Освящение мига
Шрифт:
Эту сыновнюю связь со Священным, с неистощимой силой, дарующей народу долговечность, а душевной жизни обездоленных — глубину, не нарушило ничто. Но ничто — ни мексиканизация католичества, ни культ Богородицы Гвадалупской — и не сделало ее ни более активной, ни более плодотворной. Поэтому лучшие умы без колебаний покидали церковные стены и выходили под открытое небо. Только там, в одиночестве и прямой духовной схватке, могли они вдохнуть хоть глоток того «свежего воздуха веры» {46} , о котором писал Хорхе Куэста.

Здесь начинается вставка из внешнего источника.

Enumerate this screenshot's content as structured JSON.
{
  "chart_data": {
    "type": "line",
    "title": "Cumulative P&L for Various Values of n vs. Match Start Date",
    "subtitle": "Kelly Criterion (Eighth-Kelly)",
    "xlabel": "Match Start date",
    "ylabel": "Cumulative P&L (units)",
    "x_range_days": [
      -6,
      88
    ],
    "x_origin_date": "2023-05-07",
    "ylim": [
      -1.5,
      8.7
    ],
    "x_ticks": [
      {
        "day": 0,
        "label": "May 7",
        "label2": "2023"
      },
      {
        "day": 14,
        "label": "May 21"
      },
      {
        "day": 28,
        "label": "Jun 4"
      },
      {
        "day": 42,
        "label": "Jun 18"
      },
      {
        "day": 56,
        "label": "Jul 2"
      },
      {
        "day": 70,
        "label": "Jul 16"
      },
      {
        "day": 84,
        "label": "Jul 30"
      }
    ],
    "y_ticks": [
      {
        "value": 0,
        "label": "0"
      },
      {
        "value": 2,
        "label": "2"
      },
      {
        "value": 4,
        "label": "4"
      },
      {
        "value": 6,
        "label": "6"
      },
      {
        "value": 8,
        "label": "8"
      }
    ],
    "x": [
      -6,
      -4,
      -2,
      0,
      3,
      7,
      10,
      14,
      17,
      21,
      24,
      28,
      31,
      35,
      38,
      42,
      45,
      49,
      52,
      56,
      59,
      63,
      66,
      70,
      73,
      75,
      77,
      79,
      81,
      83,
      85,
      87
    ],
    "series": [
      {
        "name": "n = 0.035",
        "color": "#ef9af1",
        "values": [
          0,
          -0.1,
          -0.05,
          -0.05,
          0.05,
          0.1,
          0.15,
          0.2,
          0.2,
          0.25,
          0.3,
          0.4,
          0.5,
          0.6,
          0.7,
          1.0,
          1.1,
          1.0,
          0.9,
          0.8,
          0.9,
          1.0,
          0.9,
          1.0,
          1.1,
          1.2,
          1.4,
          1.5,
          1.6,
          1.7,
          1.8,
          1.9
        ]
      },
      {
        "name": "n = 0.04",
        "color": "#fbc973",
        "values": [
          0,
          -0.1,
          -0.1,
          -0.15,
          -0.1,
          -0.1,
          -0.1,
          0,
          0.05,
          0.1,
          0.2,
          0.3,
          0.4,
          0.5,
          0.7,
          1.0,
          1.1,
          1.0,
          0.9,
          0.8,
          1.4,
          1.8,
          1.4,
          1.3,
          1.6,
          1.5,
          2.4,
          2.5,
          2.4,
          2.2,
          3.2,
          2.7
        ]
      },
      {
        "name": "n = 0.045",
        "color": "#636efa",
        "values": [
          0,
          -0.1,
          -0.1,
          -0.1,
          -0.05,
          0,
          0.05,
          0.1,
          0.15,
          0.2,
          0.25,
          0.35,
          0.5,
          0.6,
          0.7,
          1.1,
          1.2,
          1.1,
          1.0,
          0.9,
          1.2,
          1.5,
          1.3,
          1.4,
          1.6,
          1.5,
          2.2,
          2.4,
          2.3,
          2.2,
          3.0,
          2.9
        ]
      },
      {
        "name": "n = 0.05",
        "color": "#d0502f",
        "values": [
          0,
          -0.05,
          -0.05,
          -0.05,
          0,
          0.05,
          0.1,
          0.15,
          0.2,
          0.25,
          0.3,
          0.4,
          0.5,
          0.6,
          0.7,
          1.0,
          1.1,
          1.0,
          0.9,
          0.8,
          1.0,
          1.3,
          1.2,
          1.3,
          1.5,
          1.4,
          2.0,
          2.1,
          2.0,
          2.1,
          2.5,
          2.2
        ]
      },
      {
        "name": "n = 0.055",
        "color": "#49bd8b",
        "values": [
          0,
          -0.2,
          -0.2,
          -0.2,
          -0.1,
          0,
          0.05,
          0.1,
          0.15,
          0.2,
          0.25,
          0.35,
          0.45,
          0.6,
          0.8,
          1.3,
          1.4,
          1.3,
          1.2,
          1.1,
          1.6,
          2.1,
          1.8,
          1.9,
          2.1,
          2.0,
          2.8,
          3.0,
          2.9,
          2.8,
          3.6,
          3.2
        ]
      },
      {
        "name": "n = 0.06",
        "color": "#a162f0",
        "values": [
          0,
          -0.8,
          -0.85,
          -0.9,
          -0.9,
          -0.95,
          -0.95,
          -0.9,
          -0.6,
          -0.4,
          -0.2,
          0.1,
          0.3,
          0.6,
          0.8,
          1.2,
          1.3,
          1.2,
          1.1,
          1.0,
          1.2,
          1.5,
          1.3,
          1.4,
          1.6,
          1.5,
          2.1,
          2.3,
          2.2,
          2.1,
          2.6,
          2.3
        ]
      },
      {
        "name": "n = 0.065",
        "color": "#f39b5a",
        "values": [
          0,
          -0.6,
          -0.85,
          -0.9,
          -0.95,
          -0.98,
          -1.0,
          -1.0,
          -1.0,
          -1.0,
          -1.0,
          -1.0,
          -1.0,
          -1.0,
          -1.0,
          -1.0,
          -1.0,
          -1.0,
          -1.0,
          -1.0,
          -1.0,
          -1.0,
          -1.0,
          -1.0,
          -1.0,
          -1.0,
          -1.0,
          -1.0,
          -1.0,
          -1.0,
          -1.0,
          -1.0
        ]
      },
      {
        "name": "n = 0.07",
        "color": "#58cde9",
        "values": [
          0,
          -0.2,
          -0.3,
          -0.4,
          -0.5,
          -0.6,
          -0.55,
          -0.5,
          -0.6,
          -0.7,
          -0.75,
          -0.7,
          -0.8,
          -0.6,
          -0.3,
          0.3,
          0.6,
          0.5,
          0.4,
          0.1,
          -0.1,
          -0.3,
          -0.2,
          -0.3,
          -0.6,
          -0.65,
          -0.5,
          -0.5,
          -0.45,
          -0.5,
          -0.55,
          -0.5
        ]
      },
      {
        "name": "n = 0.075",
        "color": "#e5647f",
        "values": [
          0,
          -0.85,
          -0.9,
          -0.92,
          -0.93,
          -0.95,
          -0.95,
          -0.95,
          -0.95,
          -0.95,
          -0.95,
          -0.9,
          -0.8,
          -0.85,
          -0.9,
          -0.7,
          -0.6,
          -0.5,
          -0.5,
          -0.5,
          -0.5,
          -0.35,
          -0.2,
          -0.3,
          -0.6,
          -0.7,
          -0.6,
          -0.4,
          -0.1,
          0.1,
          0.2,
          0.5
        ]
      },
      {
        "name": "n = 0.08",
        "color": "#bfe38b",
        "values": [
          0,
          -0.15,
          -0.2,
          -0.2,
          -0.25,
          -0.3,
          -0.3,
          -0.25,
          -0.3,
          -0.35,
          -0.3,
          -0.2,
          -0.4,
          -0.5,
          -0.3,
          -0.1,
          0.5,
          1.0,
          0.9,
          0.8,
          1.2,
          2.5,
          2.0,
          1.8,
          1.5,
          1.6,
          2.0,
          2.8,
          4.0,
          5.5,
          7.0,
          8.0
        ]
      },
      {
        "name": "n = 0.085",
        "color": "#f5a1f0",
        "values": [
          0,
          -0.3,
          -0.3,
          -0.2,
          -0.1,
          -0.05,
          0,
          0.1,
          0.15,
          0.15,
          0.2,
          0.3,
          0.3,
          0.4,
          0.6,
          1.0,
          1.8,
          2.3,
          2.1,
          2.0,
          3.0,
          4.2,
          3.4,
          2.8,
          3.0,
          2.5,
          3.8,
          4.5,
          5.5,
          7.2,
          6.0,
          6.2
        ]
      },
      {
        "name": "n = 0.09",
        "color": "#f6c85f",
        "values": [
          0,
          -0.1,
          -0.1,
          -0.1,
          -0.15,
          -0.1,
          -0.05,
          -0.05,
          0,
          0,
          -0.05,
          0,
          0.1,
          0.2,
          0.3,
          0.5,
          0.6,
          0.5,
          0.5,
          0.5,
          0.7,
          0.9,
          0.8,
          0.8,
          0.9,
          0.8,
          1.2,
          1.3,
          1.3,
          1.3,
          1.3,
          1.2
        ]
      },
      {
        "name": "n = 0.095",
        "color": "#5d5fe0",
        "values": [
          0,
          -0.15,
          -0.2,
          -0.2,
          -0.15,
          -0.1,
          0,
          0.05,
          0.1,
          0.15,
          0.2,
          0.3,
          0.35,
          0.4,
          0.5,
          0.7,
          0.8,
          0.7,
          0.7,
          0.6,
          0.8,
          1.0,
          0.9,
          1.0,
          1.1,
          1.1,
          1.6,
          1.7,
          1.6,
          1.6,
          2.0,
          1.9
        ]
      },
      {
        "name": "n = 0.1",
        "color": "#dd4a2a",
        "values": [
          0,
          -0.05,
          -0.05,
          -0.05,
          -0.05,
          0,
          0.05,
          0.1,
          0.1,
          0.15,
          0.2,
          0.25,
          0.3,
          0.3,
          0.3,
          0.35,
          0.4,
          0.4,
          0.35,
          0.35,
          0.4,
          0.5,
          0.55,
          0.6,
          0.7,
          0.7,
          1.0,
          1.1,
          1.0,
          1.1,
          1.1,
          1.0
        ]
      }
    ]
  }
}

Эпоха Карлоса Второго — одна из самых жалких и пустых в испанской истории. Все духовные запасы уже истощены в горячечных метаниях жизни и искусства, разрывающихся между крайностями и полюсами. Закат испанской культуры на родине совпадает с ее полднем за океаном. Искусство барокко — в зените. Лучшие не просто пишут стихи — они углубляются в астрономию, физику, древности Америки. Разбуженные умы среди беспробудно спящего общества, они выглядят вестниками других эпох и других тревог, вместе с тем доводя эстетические устремления своего времени до последней грани. На всем — след конфликта между религиозными взглядами и требованиями интеллектуального поиска, строгости мысли. Иные решаются на головокружительный синтез. Скажем, сестра Хуана берется за «Первое сновидение», пытаясь примирить науку и поэзию, эстетику барокко и доктрину иллюминатов.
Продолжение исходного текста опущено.